Each of the paintings focuses on human forms, with contorting appendages that start but have no normal ending. Legs that end at the shin, and feet that come from nowhere, like ghosts that transgress the “normal” realm of the physical plane. Saville transfigures bodies with other bodies, summoning exquisite and alluring images, unlike anything you can imagine. Juxtaposing obtuse images with forms of human beings and images of ancient statue-like heads, the paintings seem disjointed at a quick glance, and perhaps a passerby might simply brush it off as such, however, the work Saville has created rivals that of the classical masters. With hints of Pollock and the Impressionists, the paintings stand-alone as new masterpieces that will be looked upon in the future as exemplary works that defined an era. Each nude figure glares back at you while you observe them; with faces that tiptoe on the border of natural and haunting, leaving the viewer to yearn for the attention of the figures.

 

Jenny Saville, Byzantium, 2018

 

Ideas, memories, alternate dimensions where the forms of your family and friends appear to you as something utterly unrecognizable; that is the beauty of Jenny Saville’s pieces.
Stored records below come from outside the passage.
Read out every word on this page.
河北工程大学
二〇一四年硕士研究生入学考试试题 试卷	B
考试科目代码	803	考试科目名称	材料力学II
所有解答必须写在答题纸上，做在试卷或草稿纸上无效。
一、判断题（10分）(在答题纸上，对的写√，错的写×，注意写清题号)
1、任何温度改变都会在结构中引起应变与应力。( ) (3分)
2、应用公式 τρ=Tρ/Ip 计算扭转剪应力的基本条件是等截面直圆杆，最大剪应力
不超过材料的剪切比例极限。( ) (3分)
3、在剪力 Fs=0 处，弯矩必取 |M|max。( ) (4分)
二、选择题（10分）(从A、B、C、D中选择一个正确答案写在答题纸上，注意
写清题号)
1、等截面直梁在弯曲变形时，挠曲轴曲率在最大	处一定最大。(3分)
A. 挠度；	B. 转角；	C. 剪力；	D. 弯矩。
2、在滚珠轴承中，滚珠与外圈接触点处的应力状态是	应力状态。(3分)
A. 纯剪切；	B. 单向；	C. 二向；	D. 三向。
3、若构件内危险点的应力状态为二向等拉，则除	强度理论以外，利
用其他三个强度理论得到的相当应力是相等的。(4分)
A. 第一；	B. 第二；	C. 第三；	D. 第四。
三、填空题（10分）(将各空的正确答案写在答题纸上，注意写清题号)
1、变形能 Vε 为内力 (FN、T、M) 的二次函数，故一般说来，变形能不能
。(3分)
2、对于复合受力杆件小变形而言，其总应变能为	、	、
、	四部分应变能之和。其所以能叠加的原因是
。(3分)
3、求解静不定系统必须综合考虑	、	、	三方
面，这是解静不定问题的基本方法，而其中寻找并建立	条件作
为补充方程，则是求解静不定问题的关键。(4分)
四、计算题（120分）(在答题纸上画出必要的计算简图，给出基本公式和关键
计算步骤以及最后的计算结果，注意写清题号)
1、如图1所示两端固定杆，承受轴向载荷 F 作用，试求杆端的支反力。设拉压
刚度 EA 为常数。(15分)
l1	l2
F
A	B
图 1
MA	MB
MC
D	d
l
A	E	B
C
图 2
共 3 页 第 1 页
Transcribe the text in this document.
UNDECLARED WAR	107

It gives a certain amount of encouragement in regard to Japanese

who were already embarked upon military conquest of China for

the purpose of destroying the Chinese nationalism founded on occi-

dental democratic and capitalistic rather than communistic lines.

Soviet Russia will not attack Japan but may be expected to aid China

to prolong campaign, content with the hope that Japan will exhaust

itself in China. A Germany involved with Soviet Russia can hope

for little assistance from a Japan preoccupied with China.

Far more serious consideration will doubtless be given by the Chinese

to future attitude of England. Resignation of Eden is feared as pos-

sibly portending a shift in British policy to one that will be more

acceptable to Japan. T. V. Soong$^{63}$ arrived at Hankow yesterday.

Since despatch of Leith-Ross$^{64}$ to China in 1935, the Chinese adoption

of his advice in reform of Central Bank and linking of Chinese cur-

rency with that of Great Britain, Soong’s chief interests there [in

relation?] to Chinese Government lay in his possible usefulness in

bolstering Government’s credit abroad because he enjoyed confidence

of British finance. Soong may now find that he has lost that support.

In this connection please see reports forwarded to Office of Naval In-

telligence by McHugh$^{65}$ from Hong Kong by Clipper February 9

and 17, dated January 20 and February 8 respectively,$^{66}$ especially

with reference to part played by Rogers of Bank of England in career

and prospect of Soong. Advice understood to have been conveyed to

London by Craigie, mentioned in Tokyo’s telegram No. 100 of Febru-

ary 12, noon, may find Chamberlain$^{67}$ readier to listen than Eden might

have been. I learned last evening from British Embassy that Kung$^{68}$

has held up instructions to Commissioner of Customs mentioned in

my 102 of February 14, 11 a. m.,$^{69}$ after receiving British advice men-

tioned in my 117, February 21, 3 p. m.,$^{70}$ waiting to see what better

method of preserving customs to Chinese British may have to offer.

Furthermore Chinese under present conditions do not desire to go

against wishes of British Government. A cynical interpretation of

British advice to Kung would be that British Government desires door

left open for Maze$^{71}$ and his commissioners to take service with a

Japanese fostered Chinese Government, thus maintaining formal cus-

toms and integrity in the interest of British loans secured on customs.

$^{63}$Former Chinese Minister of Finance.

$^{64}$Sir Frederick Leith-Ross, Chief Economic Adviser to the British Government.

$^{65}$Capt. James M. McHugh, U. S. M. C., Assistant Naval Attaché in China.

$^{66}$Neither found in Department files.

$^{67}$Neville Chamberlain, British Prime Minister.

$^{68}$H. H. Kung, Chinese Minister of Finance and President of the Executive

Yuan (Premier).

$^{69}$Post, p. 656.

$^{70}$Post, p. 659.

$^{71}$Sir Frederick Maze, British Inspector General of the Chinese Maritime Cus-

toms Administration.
She presents form and definition scrambled into graffiti-like visual dissonance. By utilizing broad and thin brushstrokes, in a seemingly erratic manner, then layering in definition to the faces, the pieces come to life and leave you questioning if you just witnessed a painting or a real person. It’s said that people only remember general details about memories and that our brains shape and shift memories into something more subjective than the truth of what happened.

 

Jenny Saville, “Chapter (for Linda Nochlin),” 2016–18

 

Another theme that stands out in this exhibition is the way that each painting offers itself as art on display, within the painting. Look toward the bottom 1/3 of each painting, and you’ll notice that the forms that Saville paints, all appear on pedestals, almost as if to say we place paramount importance on our memories, even though they are unreliable. These pieces are mysterious, alluring, and wildly masterful that transcend the bounds of modern art.

 

Jenny Saville, Fate I, 2018

 

Ancestors runs through July 20, 2018 at Gagosian Gallery522 West 21st Street, NYC.